Oxidative stress-inducing carbonyl compounds from common foods: novel mediators of cellular dysfunction.

BACKGROUND: The general increase in reactive oxygen species generated from glucose-derived advanced glycation endproducts (AGEs) is among the key mechanisms implicated in tissue injury due to diabetes. AGE-rich foods could exacerbate diabetic injury, at least by raising the endogenous AGE. MATERIALS AND METHODS: Herein, we tested whether, prior to ingestion, diet-derived AGEs contain species with cell activating (TNFalpha), chemical (cross-linking) or cell oxidative properties, similar to native AGEs. Glutathione (GSH) and GSH peroxidase (GPx) were assessed after exposure of human umbilical vein endothelial cell (HUVECs) to affinity-purified food-AGE extracts, each exposed to 250 degrees C, for 10 min, along with synthetic AGEs. RESULTS: Animal product-derived AGE, like synthetic methylglyoxal-bovine serum albumin (MG-BSA), AGE-BSA, and AGE-low density lipoprotein (AGE-LDL), induced a dose- and time-dependent depletion of GSH (()60-75%, p, 0.01) and an increase in GPx activity (()500-600%, p < 0.01), consistent with marked TNFalpha and cross-link formation (p < 0.05); this contrasted with the low bioreactivity of starch/vegetable AGE-extracts, which was similar to that of control BSA and CML- BSA and BSA (p:NS). Anti-AGE-R1,2,3 and -RAGE IgG each inhibited cell-associated (125) I-dAGE by approximately 30-55%; GSH/GPx were effectively blocked by N-acetyl-cysteine (NAC, 800 uM, p < 0.01) and aminoguanidine-HCl (AG, 100 uM, p < 0.01). CONCLUSION: Thus, food-derived AGE, prior to absorption, contain potent carbonyl species, that can induce oxidative stress and promote inflammatory signals.

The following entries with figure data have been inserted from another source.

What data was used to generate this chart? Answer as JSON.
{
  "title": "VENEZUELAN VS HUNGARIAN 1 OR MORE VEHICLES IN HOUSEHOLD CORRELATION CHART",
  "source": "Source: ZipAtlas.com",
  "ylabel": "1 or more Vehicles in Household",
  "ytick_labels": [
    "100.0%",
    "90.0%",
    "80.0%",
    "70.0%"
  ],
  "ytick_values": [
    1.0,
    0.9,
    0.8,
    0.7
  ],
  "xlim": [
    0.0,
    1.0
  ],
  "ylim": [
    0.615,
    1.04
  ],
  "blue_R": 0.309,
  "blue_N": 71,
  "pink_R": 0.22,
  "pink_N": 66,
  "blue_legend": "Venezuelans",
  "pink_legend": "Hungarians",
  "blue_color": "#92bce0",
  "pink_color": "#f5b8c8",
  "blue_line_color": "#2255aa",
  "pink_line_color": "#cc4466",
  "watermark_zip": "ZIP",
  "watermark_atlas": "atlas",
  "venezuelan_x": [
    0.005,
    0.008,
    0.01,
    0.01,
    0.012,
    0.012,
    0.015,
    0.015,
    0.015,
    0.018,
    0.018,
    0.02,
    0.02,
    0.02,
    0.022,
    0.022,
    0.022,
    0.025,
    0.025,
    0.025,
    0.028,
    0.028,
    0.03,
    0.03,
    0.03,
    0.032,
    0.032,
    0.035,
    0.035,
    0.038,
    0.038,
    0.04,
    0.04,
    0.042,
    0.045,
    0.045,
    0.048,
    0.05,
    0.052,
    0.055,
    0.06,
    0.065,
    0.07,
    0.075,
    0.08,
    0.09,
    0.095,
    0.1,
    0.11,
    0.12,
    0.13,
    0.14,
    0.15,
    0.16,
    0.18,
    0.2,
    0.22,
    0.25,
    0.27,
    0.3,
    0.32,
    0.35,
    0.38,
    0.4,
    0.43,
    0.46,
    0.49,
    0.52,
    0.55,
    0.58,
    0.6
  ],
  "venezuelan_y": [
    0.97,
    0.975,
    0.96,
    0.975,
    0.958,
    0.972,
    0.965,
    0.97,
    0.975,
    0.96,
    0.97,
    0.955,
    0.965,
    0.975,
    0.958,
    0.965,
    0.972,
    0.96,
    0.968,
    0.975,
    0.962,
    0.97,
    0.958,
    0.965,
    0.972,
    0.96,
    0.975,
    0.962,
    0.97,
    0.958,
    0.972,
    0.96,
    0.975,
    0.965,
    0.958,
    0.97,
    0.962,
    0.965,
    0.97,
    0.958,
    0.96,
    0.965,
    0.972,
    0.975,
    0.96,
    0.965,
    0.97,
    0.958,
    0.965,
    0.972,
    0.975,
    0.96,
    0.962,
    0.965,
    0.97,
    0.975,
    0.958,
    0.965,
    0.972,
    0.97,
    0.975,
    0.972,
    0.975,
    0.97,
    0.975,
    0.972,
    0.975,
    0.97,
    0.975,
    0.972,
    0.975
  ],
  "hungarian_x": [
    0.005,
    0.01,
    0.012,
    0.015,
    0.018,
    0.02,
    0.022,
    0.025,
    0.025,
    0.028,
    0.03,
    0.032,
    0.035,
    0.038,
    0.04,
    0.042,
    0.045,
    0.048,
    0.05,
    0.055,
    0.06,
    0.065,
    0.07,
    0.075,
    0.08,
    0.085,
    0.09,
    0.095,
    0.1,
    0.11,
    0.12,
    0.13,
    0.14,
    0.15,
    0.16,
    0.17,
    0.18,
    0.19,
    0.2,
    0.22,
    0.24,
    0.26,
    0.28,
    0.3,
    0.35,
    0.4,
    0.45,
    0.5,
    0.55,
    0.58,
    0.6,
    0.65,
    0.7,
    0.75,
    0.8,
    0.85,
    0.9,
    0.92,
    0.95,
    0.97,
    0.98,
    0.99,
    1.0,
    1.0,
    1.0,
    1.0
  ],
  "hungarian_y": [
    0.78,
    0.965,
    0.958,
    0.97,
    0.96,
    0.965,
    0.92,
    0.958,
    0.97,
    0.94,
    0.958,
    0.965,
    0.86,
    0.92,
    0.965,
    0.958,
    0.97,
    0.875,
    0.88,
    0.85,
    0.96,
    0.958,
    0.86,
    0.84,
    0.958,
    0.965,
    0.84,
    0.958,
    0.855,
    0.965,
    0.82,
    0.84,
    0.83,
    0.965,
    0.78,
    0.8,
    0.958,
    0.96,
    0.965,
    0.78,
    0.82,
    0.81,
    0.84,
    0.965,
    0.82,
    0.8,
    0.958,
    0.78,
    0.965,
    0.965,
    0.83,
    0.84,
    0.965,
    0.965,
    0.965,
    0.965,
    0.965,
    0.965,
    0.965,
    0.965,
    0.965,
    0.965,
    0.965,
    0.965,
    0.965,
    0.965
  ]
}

Prevention of diabetic nephropathy in mice by a diet low in glycoxidation products.

BACKGROUND: Reactive advanced glycation end products (AGEs), known to promote diabetic tissue damage, occur endogenously as well as in heated foods and are orally absorbed. The relative contribution of diet-derived AGEs to diabetic nephropathy (DN) remains unclear. METHODS: We tested a standard mouse food (AIN-93G) found to be rich in AGEs (H-AGE diet) in parallel with a similar diet that contained six-fold lower AGE content (L-AGE), but equal calories, macronutrients, and micronutrients. Non-obese diabetic mice (NOD) with type 1 diabetes (T1D) and db/db mice with type 2 diabetes (T2D) were randomly assigned to each formula for either 4 or 11 months, during which time renal parameters and AGE levels were assessed. RESULTS: Compared to the progressive DN and short survival seen in NOD mice exposed to long-term H-AGE feeding, L-AGE-fed NOD mice developed minimal glomerular pathology and a modest increase in urinary albumin:creatinine ratio (p<0.005), and a significantly extended survival (p<0.0001), consistent with lower serum (p<0.025) and kidney AGEs (p<0.01). Also, in the 4-month study, and in contrast to the H-AGE-fed mice, L-AGE-fed NOD and db/db mice exhibited low levels of renal cortex TGF beta-1 (p<0.05), laminin B1 mRNA (p<0.01) and alpha 1 IV collagen mRNA (p<0.05) and protein, in concert with reduced serum and kidney AGEs (p<0.05, respectively). CONCLUSION: Intake of high-level, food-derived AGEs is a major contributor to DN in T1D and T2D mice. Avoidance of dietary AGEs provides sustained protection against DN in mice; providing the rationale for similar studies in human diabetic patients.